台風の被害により生育差が発生
ケイ酸、MリンPKと肥料を散布し、その2日後に窒素肥料の硫安(硫酸アンモニウム)を4キロ投入します。この時点で、moーchanさんは今年の注意点に言及。5月末に台風6号の被害に遭い、この辺りの田んぼは水没してしまいました。その影響で稲の生育状況に違いが出てきているそうです。
その原因は、台風によって山の谷から水が流れ込んだこと。一緒に流れ込んだ山の土が田んぼの土の上に乗り、客土(土壌を改良するために、他の場所から適した土を運び入れて混ぜたり、上から重ねたりする作業)のようになったのだそうです。元の灰色のような色合いの土の上に、もう少し茶色っぽい外部の土が乗り、層ができています。

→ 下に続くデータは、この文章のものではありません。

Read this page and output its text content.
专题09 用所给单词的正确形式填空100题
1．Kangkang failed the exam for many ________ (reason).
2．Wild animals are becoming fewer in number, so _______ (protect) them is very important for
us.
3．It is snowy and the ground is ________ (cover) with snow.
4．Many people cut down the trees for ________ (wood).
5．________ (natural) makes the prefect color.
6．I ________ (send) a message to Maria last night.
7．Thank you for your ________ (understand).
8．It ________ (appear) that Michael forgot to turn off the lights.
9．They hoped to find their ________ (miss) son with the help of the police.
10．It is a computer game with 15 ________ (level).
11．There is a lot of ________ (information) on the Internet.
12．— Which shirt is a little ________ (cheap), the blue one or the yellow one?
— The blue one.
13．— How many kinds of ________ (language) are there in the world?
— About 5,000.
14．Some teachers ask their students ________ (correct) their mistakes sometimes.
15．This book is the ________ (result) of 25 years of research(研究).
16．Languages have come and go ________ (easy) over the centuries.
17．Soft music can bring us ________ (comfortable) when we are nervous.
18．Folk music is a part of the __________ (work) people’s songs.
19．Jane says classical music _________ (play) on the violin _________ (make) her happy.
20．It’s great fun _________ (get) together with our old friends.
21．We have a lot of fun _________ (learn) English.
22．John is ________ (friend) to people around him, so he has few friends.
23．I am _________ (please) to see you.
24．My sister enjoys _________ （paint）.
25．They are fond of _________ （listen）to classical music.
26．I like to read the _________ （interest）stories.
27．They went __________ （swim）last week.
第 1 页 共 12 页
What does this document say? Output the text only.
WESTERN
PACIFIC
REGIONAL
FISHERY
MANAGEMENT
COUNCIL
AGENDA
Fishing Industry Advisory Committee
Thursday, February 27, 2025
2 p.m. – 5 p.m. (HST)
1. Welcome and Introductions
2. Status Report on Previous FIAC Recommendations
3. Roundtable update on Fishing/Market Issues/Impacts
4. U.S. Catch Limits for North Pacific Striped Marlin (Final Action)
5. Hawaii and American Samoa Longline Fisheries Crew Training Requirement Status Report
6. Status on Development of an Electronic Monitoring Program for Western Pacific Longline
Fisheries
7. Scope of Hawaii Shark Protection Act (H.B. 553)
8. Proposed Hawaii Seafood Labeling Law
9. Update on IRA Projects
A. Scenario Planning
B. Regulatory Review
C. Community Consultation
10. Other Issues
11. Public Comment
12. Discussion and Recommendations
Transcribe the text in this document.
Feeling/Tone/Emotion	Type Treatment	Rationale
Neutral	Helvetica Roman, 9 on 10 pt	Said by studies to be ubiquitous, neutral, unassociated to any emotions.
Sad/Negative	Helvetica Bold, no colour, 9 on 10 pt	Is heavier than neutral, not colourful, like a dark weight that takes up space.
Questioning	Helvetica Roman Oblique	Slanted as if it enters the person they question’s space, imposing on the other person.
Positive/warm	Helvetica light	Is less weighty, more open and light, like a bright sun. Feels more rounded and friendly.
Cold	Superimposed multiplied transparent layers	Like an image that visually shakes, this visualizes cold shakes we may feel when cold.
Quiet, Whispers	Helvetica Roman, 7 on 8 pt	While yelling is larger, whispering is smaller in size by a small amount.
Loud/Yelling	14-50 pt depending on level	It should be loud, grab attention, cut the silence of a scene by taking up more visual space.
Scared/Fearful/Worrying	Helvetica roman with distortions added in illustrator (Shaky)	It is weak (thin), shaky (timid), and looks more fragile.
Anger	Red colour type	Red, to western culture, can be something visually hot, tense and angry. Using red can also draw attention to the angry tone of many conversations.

流れ込んだ山の土は窒素のような多くの栄養成分を含んでいたのだとか。外部の土の影響を受けた稲は窒素を吸ったような色となり、生育が予定よりも進んで見えました。
プロの勘で肥料を調整
決してマイナスではないとのことですが、想定外の出来事なので当初考えていた段取りを少し変える必要があります。台風によって大量の水が流入した場所と、水が抜けていった場所では生育状態が違うので、硫安の量を勘で調整しながら投入していくと説明しました。
ちなみに、動画内の田んぼ手前側はタニシの被害で稲がありません。台風の被害で水没し、弱ったところに流れてきたタニシに食べられてしまったそうです。台風の影響で稲の生育が進んだり、なくなってしまったり、自然と農業は本当に予測不能だということを教えられます。
こうして、moーchanさんが経験に基づく勘で硫安を入れ、稲はすくすくと育っていきました。